The hive in the early pages is described with a certain amount of realism. Yes, the bees talk, but it feels authentic. However, on page 8, bees hold "platters of pastries and pitchers of nectared water". It's an image so out of place with what Paull has thus far created; it needles the fictional bubble she has credibly built. For pages, all I could think about was how bees would go about making pastry, and what kinds of machinery would be necessary to produce such small pitchers and platters.
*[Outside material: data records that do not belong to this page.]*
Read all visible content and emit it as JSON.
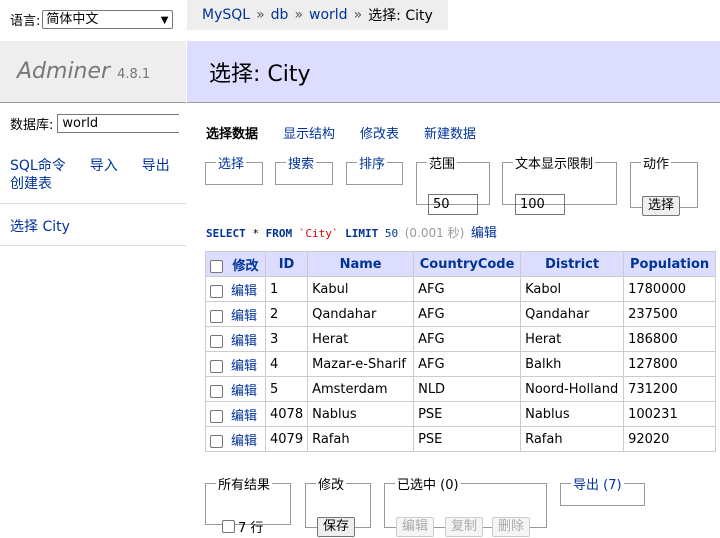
{
  "menu": {
    "language_label": "语言:",
    "language_value": "简体中文",
    "app_name": "Adminer",
    "version": "4.8.1",
    "db_label": "数据库:",
    "db_value": "world",
    "sql_command": "SQL命令",
    "import": "导入",
    "export": "导出",
    "create_table": "创建表",
    "table_link": "选择 City"
  },
  "breadcrumb": {
    "item1": "MySQL",
    "sep": "»",
    "item2": "db",
    "item3": "world",
    "current": "选择: City"
  },
  "page_title": "选择: City",
  "tabs": {
    "select_data": "选择数据",
    "show_structure": "显示结构",
    "alter_table": "修改表",
    "new_item": "新建数据"
  },
  "filters": {
    "select": "选择",
    "search": "搜索",
    "sort": "排序",
    "limit_label": "范围",
    "limit_value": "50",
    "text_length_label": "文本显示限制",
    "text_length_value": "100",
    "action_label": "动作",
    "action_button": "选择"
  },
  "query": {
    "select_kw": "SELECT",
    "star": "*",
    "from_kw": "FROM",
    "table": "`City`",
    "limit_kw": "LIMIT",
    "limit_num": "50",
    "time": "(0.001 秒)",
    "edit": "编辑"
  },
  "table": {
    "headers": {
      "modify": "修改",
      "id": "ID",
      "name": "Name",
      "country_code": "CountryCode",
      "district": "District",
      "population": "Population"
    },
    "edit_label": "编辑",
    "rows": [
      {
        "id": "1",
        "name": "Kabul",
        "country_code": "AFG",
        "district": "Kabol",
        "population": "1780000"
      },
      {
        "id": "2",
        "name": "Qandahar",
        "country_code": "AFG",
        "district": "Qandahar",
        "population": "237500"
      },
      {
        "id": "3",
        "name": "Herat",
        "country_code": "AFG",
        "district": "Herat",
        "population": "186800"
      },
      {
        "id": "4",
        "name": "Mazar-e-Sharif",
        "country_code": "AFG",
        "district": "Balkh",
        "population": "127800"
      },
      {
        "id": "5",
        "name": "Amsterdam",
        "country_code": "NLD",
        "district": "Noord-Holland",
        "population": "731200"
      },
      {
        "id": "4078",
        "name": "Nablus",
        "country_code": "PSE",
        "district": "Nablus",
        "population": "100231"
      },
      {
        "id": "4079",
        "name": "Rafah",
        "country_code": "PSE",
        "district": "Rafah",
        "population": "92020"
      }
    ]
  },
  "footer": {
    "all_results_label": "所有结果",
    "rows_count": "7 行",
    "modify_label": "修改",
    "save": "保存",
    "selected_label": "已选中 (0)",
    "edit": "编辑",
    "clone": "复制",
    "delete": "删除",
    "export_label": "导出 (7)"
  }
}
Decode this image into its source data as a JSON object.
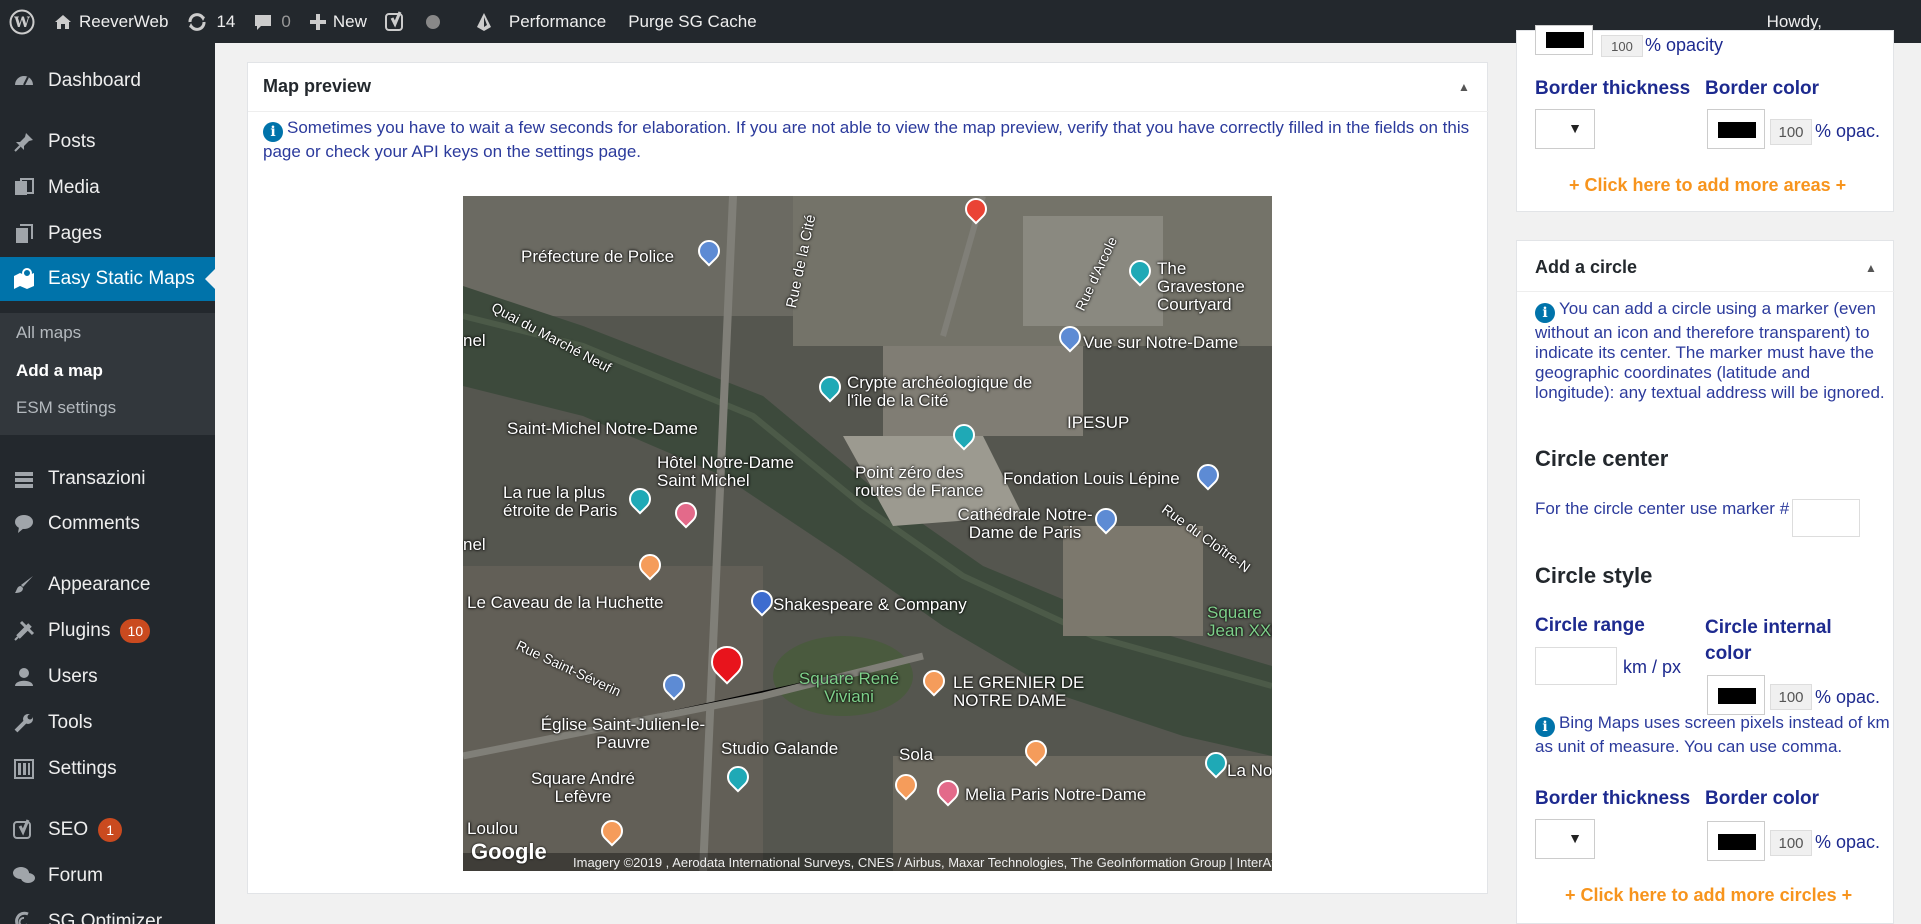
{
  "adminbar": {
    "site_name": "ReeverWeb",
    "updates_count": "14",
    "comments_count": "0",
    "new_label": "New",
    "performance_label": "Performance",
    "purge_label": "Purge SG Cache",
    "howdy": "Howdy,"
  },
  "sidebar": {
    "items": [
      {
        "label": "Dashboard"
      },
      {
        "label": "Posts"
      },
      {
        "label": "Media"
      },
      {
        "label": "Pages"
      },
      {
        "label": "Easy Static Maps"
      },
      {
        "label": "Transazioni"
      },
      {
        "label": "Comments"
      },
      {
        "label": "Appearance"
      },
      {
        "label": "Plugins",
        "badge": "10"
      },
      {
        "label": "Users"
      },
      {
        "label": "Tools"
      },
      {
        "label": "Settings"
      },
      {
        "label": "SEO",
        "badge": "1"
      },
      {
        "label": "Forum"
      },
      {
        "label": "SG Optimizer"
      }
    ],
    "submenu": [
      "All maps",
      "Add a map",
      "ESM settings"
    ]
  },
  "map_preview": {
    "title": "Map preview",
    "note": "Sometimes you have to wait a few seconds for elaboration. If you are not able to view the map preview, verify that you have correctly filled in the fields on this page or check your API keys on the settings page.",
    "attribution": "Imagery ©2019 , Aerodata International Surveys, CNES / Airbus, Maxar Technologies, The GeoInformation Group | InterAtlas",
    "google": "Google",
    "labels": {
      "prefecture": "Préfecture de Police",
      "rue_cite": "Rue de la Cité",
      "rue_arcole": "Rue d'Arcole",
      "gravestone": "The Gravestone Courtyard",
      "quai": "Quai du Marché Neuf",
      "vue_nd": "Vue sur Notre-Dame",
      "crypte": "Crypte archéologique de l'île de la Cité",
      "ipesup": "IPESUP",
      "stmichel": "Saint-Michel Notre-Dame",
      "hotel": "Hôtel Notre-Dame Saint Michel",
      "point_zero": "Point zéro des routes de France",
      "fondation": "Fondation Louis Lépine",
      "rue_plus": "La rue la plus étroite de Paris",
      "cathedrale": "Cathédrale Notre-Dame de Paris",
      "rue_cloitre": "Rue du Cloître-N",
      "caveau": "Le Caveau de la Huchette",
      "shakespeare": "Shakespeare & Company",
      "square_jean": "Square Jean XXI",
      "rue_severin": "Rue Saint-Séverin",
      "square_rene": "Square René Viviani",
      "grenier": "LE GRENIER DE NOTRE DAME",
      "eglise": "Église Saint-Julien-le-Pauvre",
      "studio": "Studio Galande",
      "sola": "Sola",
      "square_andre": "Square André Lefèvre",
      "melia": "Melia Paris Notre-Dame",
      "la_no": "La No",
      "loulou": "Loulou",
      "nel1": "nel",
      "nel2": "nel"
    }
  },
  "areas_panel": {
    "opacity_value": "100",
    "opacity_label": "% opacity",
    "border_thickness": "Border thickness",
    "border_color": "Border color",
    "opac_value": "100",
    "opac_label": "% opac.",
    "add_more": "+ Click here to add more areas +"
  },
  "circle_panel": {
    "title": "Add a circle",
    "note": "You can add a circle using a marker (even without an icon and therefore transparent) to indicate its center. The marker must have the geographic coordinates (latitude and longitude): any textual address will be ignored.",
    "center_heading": "Circle center",
    "center_label": "For the circle center use marker #",
    "style_heading": "Circle style",
    "range_label": "Circle range",
    "range_unit": "km / px",
    "internal_color_label": "Circle internal color",
    "opac_value": "100",
    "opac_label": "% opac.",
    "bing_note": "Bing Maps uses screen pixels instead of km as unit of measure. You can use comma.",
    "border_thickness": "Border thickness",
    "border_color": "Border color",
    "opac_value2": "100",
    "add_more": "+ Click here to add more circles +"
  },
  "colors": {
    "accent": "#0073aa",
    "label_blue": "#1d2a8f",
    "orange": "#f7941d",
    "badge": "#ca4a1f"
  }
}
This wayward anthropomorphism continues throughout the first half of the novel: we are presented with a world which clearly has a solid grounding in entomological fact, except at odd times when bees open doors, eat in canteens, or adjust neckwear. It's a confusing narrative tic, exacerbated by similar lapses in plotting and character. Unexpected changes of behaviour and unexplained accidents, such as Flora gaining entry to places she should not be allowed, stud the first half, buffeting Flora towards the correct narrative path. It is frustratingly episodic – and at odds with the second half, which buzzes with purpose, suspense and energy. Paull's grasp of pace and character flies once Flora's mission to save the hive becomes clearer. In a succession of scenes of skill, intelligence and vitality, the publisher's hope of a Watership Down for the Hunger Games generation seems tantalisingly close. Had the action started closer to this middle section, The Bees might have been exactly that. Instead, it is a novel of great promise and innovation, hidebound by small yet crucial missteps.